Thoughtfully, he was better on the latter. She didn't have that calm seriousness that most of the other two-hundred-plus-year-old wolves he had met generally had. In fact, if he hadn't known for sure she was a wolf, he would have sworn she was just a geeky teenager fresh out of the ninth grade. Rather than making her look older and more mature, her wolf blood only made her appear more delicate and vulnerable. Child-like.
Which was strange because she actually was fairly delicate and vulnerable. For a werewolf, that is. Caleb's meeting with her over-anxious brother suddenly made a bit more sense. She wasn't exactly someone who could protect or even really take care of herself. That's what she had Royce for.

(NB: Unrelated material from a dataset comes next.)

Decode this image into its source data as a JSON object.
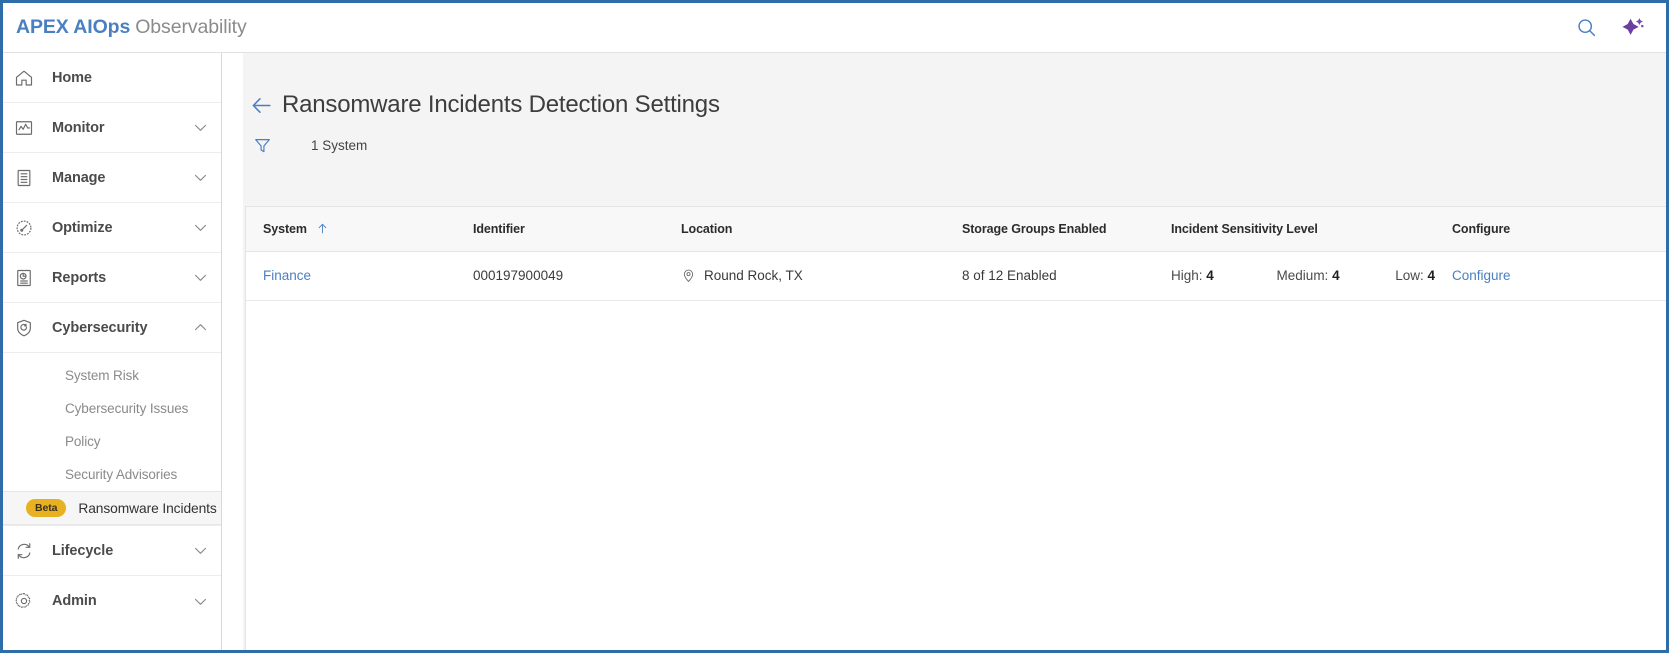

Of course, that only made Caleb wonder how a supernatural being became so weak and innocent. Sheltered. Enough so that she had grown up in a place where she could get away with not having ever been in a car for however many years she had been alive.
Such a curiosity, this little runt of a wolf.
But one you're not allowed to unravel, McCaffrey, he told himself grudgingly. You've got a job to do. Two, actually. And one involves that #12 special. Focus.
"Give me the box with the green round sticker on it. Should say #12, no dressing." If she wanted to help, then fine, he decided. And if she just so happened to eat one or more of any of his deliveries, all the better. He could finally get her fired, out of his truck, and out of his head. Now wasn't the time for runt-sized little distractions.